スコープの中、倒れるキースの姿を確認すると、ウォレンは構えを解いて立ち上がり、薬莢を拾うとすぐに消音装置付きの狙撃銃の分解に取りかかった。
大した時間もかからず作業を終え、ケースにしまうとそれをバッグに入れた。
それを肩に担ぎ、むき出しのドア枠を出、携帯電話を開く。
廃ビルの階段はコンクリートの粉塵で覆われており、下るたびにざりっとした音が足下で鳴った。
『――もしもし』
「終わった」
電話先の相手に間単に報告をする。
『ご苦労様。信じるよ』
相手はそう告げると続けた。
『「向こう」に着いたら金を振り込む』
「信じよう」
一言返事をすると、ウォレンは通話を終了した。
1階に着き、裏手から外に出る。
人気のない路地に踏み出すと、ウォレンは持っていた携帯電話からチップを取り出した。
それをポケットにしまいこむと、人通りの多い地下鉄の方面へと足を進めた。
通話が遮断された音が耳に届き、デュモントは息をついた。
彼の心臓はいたって元気で、今も休むことなく鼓動を続けている。
偽の血で汚れた服は始末済みであり、ラフな服装に着替えていた。
口ひげがつけられ、髪の色も目の色も変わっており、彼を知る人でも一見しただけでは誰だか判断できないだろう。
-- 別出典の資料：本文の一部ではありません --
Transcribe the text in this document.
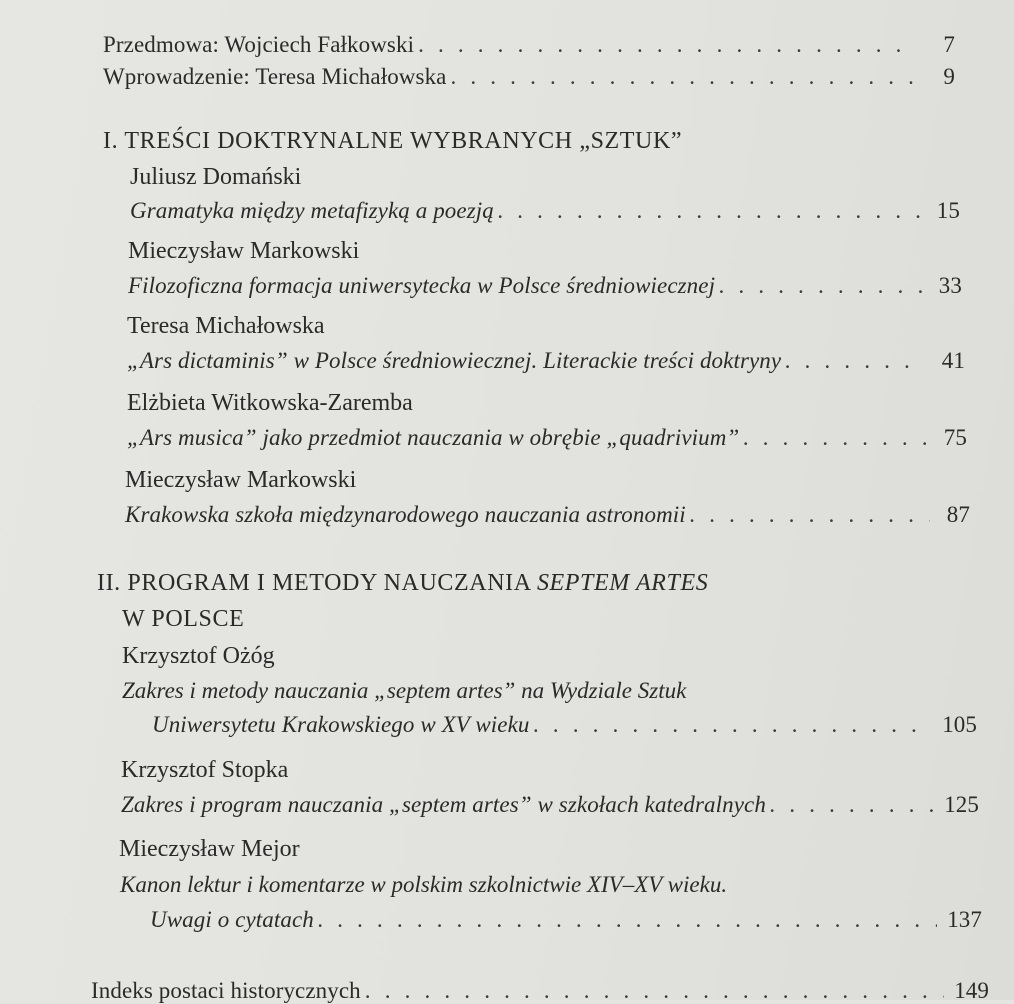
Przedmowa: Wojciech Fałkowski . . .	7
Wprowadzenie: Teresa Michałowska . . .	9
I. TREŚCI DOKTRYNALNE WYBRANYCH „SZTUK”
Juliusz Domański
Gramatyka między metafizyką a poezją . . .	15
Mieczysław Markowski
Filozoficzna formacja uniwersytecka w Polsce średniowiecznej . . .	33
Teresa Michałowska
„Ars dictaminis” w Polsce średniowiecznej. Literackie treści doktryny . . .	41
Elżbieta Witkowska-Zaremba
„Ars musica” jako przedmiot nauczania w obrębie „quadrivium” . . .	75
Mieczysław Markowski
Krakowska szkoła międzynarodowego nauczania astronomii . . .	87
II. PROGRAM I METODY NAUCZANIA SEPTEM ARTES
W POLSCE
Krzysztof Ożóg
Zakres i metody nauczania „septem artes” na Wydziale Sztuk
Uniwersytetu Krakowskiego w XV wieku . . .	105
Krzysztof Stopka
Zakres i program nauczania „septem artes” w szkołach katedralnych . . .	125
Mieczysław Mejor
Kanon lektur i komentarze w polskim szkolnictwie XIV–XV wieku.
Uwagi o cytatach . . .	137
Indeks postaci historycznych . . .	149
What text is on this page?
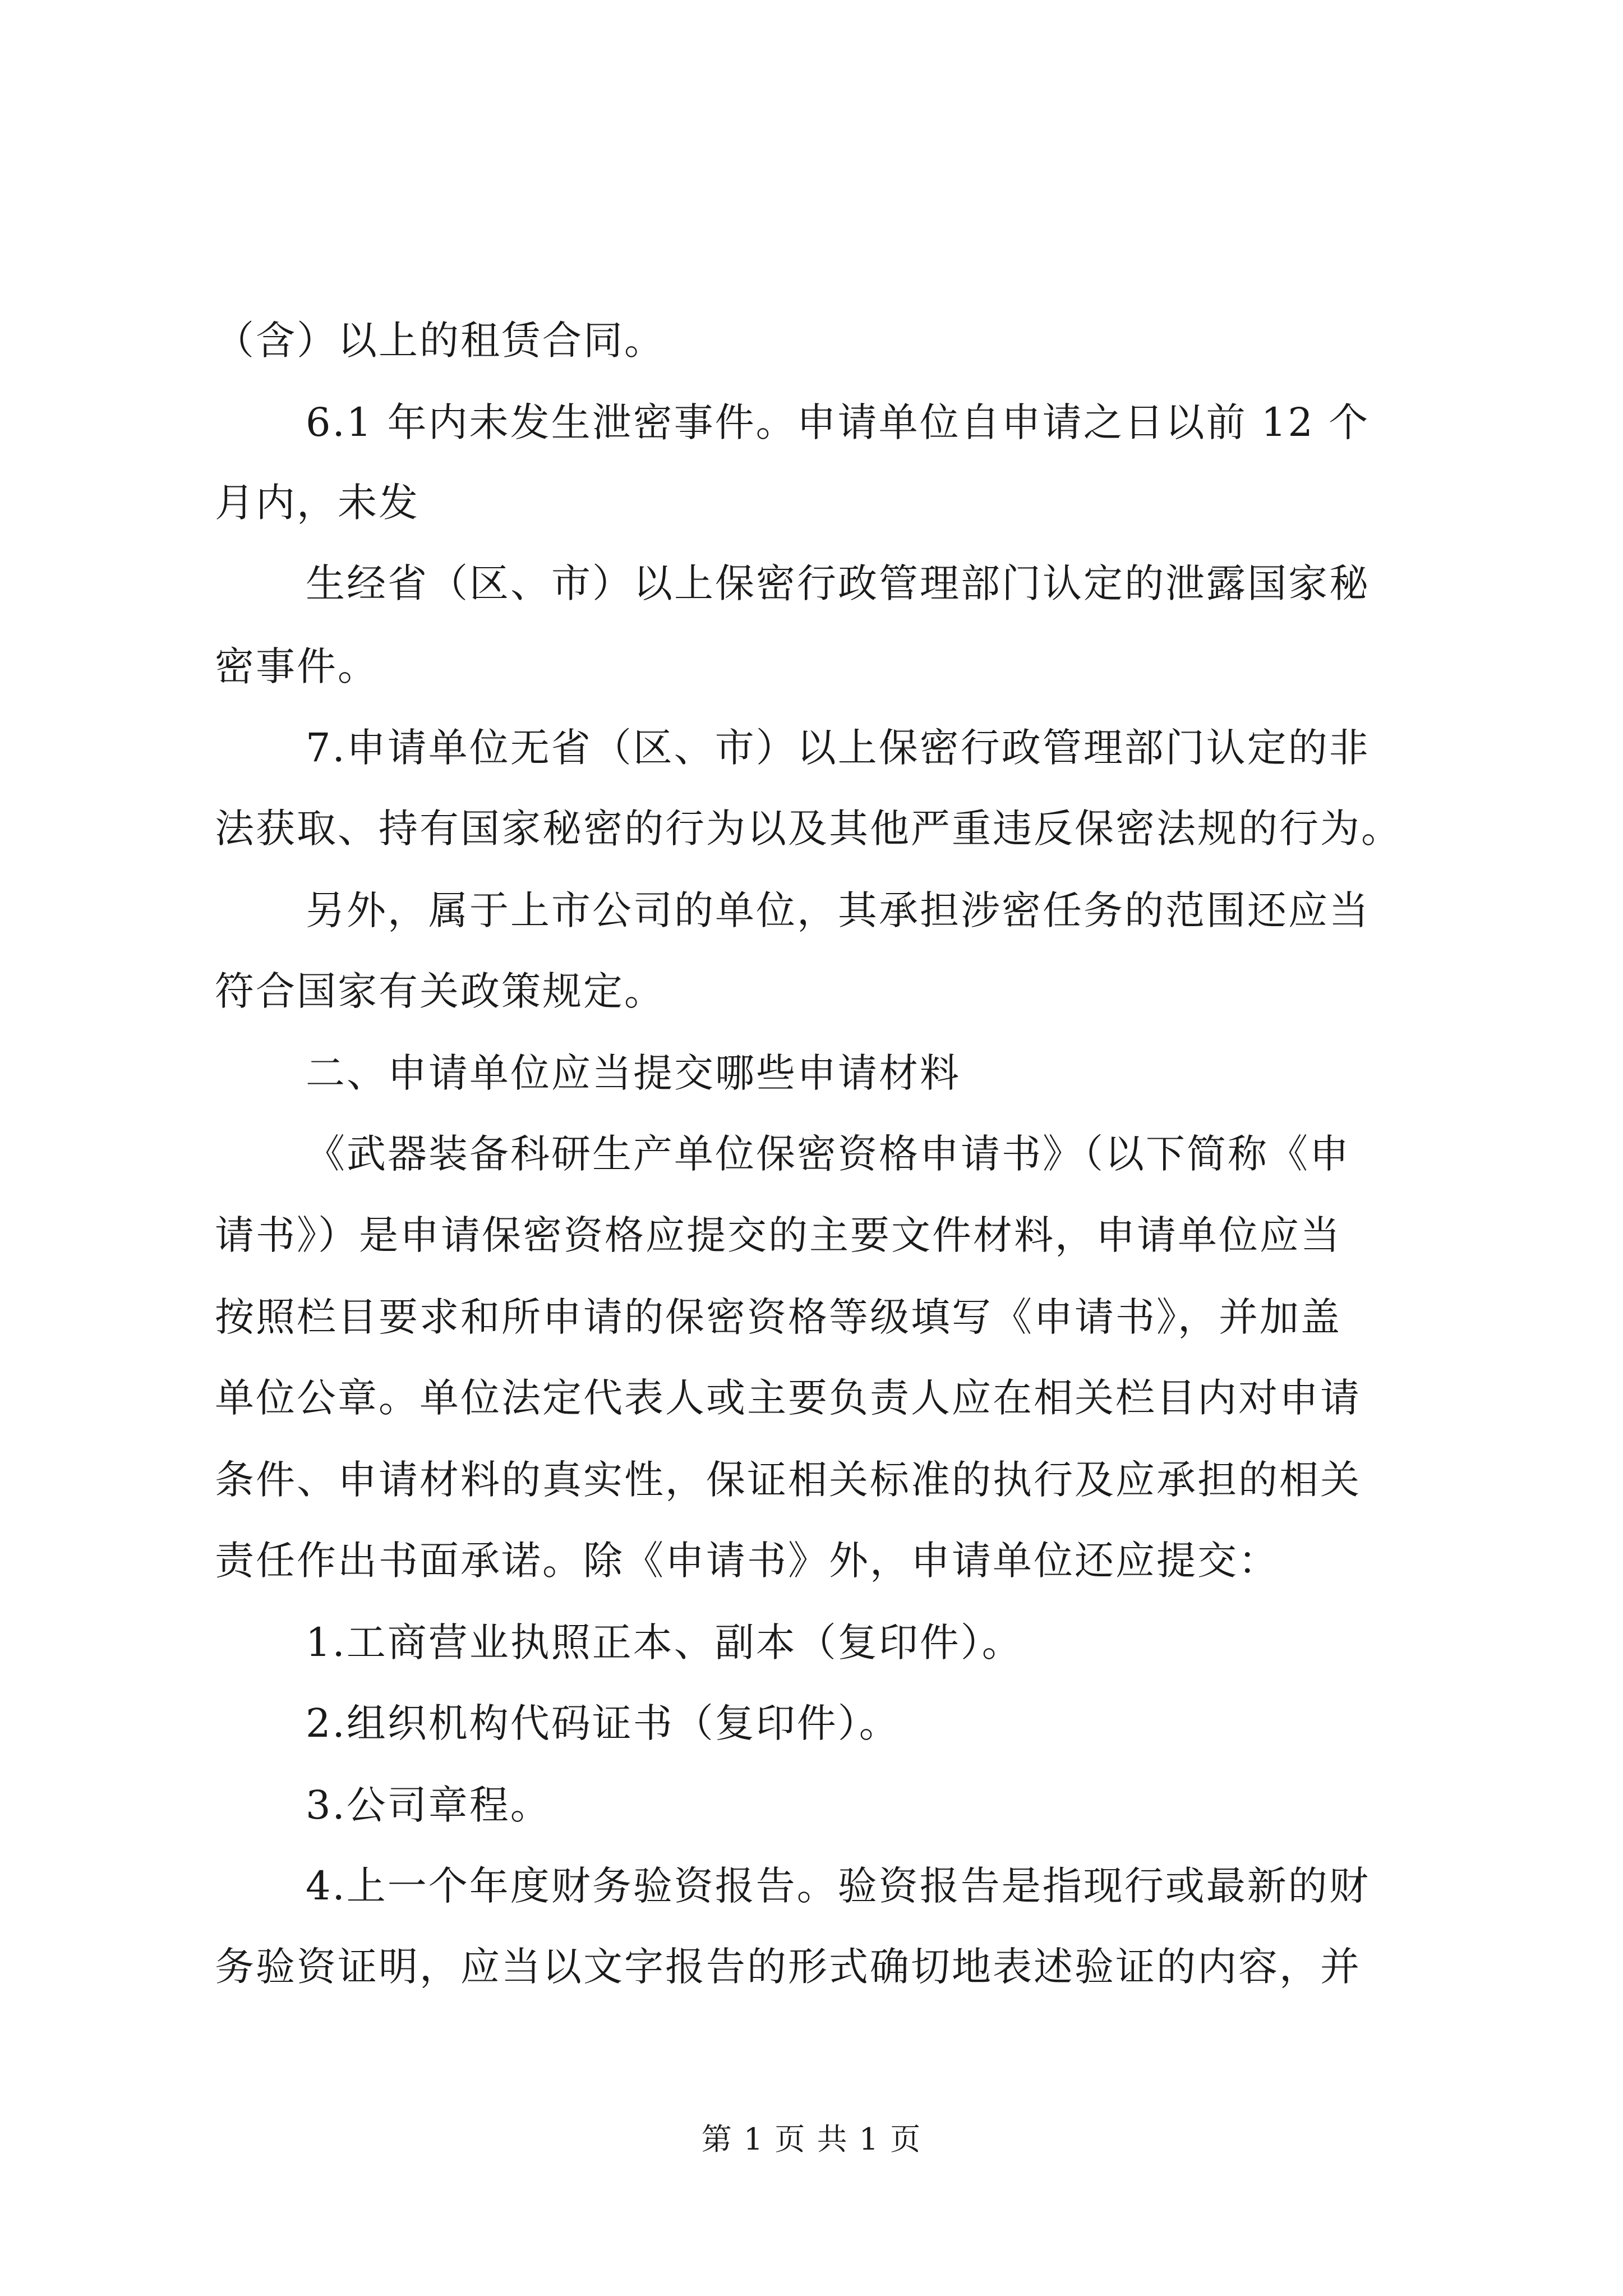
（含）以上的租赁合同。
6.1 年内未发生泄密事件。申请单位自申请之日以前 12 个
月内，未发
生经省（区、市）以上保密行政管理部门认定的泄露国家秘
密事件。
7.申请单位无省（区、市）以上保密行政管理部门认定的非
法获取、持有国家秘密的行为以及其他严重违反保密法规的行为。
另外，属于上市公司的单位，其承担涉密任务的范围还应当
符合国家有关政策规定。
二、申请单位应当提交哪些申请材料
《武器装备科研生产单位保密资格申请书》（以下简称《申
请书》）是申请保密资格应提交的主要文件材料，申请单位应当
按照栏目要求和所申请的保密资格等级填写《申请书》，并加盖
单位公章。单位法定代表人或主要负责人应在相关栏目内对申请
条件、申请材料的真实性，保证相关标准的执行及应承担的相关
责任作出书面承诺。除《申请书》外，申请单位还应提交：
1.工商营业执照正本、副本（复印件）。
2.组织机构代码证书（复印件）。
3.公司章程。
4.上一个年度财务验资报告。验资报告是指现行或最新的财
务验资证明，应当以文字报告的形式确切地表述验证的内容，并
第 1 页 共 1 页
携帯電話をしまう彼の隣には、小さくまとめられた荷物が置かれていた。
「終わったそうだ」
後部座席から運転席へ声を投げかける。
「そうですか」
ピーターが一言、小さく返してきた。
「空港まで、あとどのくらいかな」
「5分ほどですね」
そうか、と頷き、デュモントは黒い窓ガラス越しに外を見やった。
街並みが足早に過ぎ去っていく。
もう戻ってはこられないかもしれない街だ。
表向き、フィル・デュモントは死亡したことになった。だがこれでようやく、若い頃に請け負っていた弁護士の仕事のしがらみからも解放されることだろう。
家族もまた、安心して毎日を過ごせるに違いない。
娘には申し訳ないが、時が来たら妻から話をしてもらうつもりだった。
理解ある、長年を共にしてきた彼女の姿を思い浮かべ、デュモントは暫くの間目を閉じ、自身が未練に浸ることを許した。
連絡の取れない別れはつらい。
だが、いずれはカリブ海に浮かぶ島に、彼女も呼ぶつもりだ。
「……寂しくなりますよ」
ふと聞こえてきた声にデュモントは目を開け、バックミラーを利用してピーターを見た。
「ありがとう、ピーター。君には最後まで色々と世話になった」
病院への根回しや代わりの死体等を用意してくれたのはピーターだ。
彼がいなければ、偽装死は無理だっただろう。
「とんでもない。よくしていただいたのは私のほうです」
しわの多い顔をくしゃっと緩め、ピーターが笑顔を作る。
「メルヴィンとショーンには私が生きていることは伏せておいてくれ。……彼らがキースを憎んでたとはいえ、いささか非道なことをしたからな」
頷きつつ、ピーターは前方遠くに視線をやった。
「……よかった、とは言えませんが、悪くもなかったと思いますよ」
デュモントほどウィトモア家内部に関わってきていないとはいえ、彼もまた、キースには悩まされた1人だ。
「だといいがな」
呟きつつ、デュモントは外を見やった。
そろそろ空港が見えてくる頃合いだ。
ふと、最後にショーンと共にしたディナーを思い出す。
店の前でのひと騒動だ。あのフランスレストランのオーナーと、もしかしたらひと悶着あるかもしれないが、ショーンなら対処できるだろう。
車内にも届く飛行機の音を耳にしつつ、デュモントは口元を緩めた。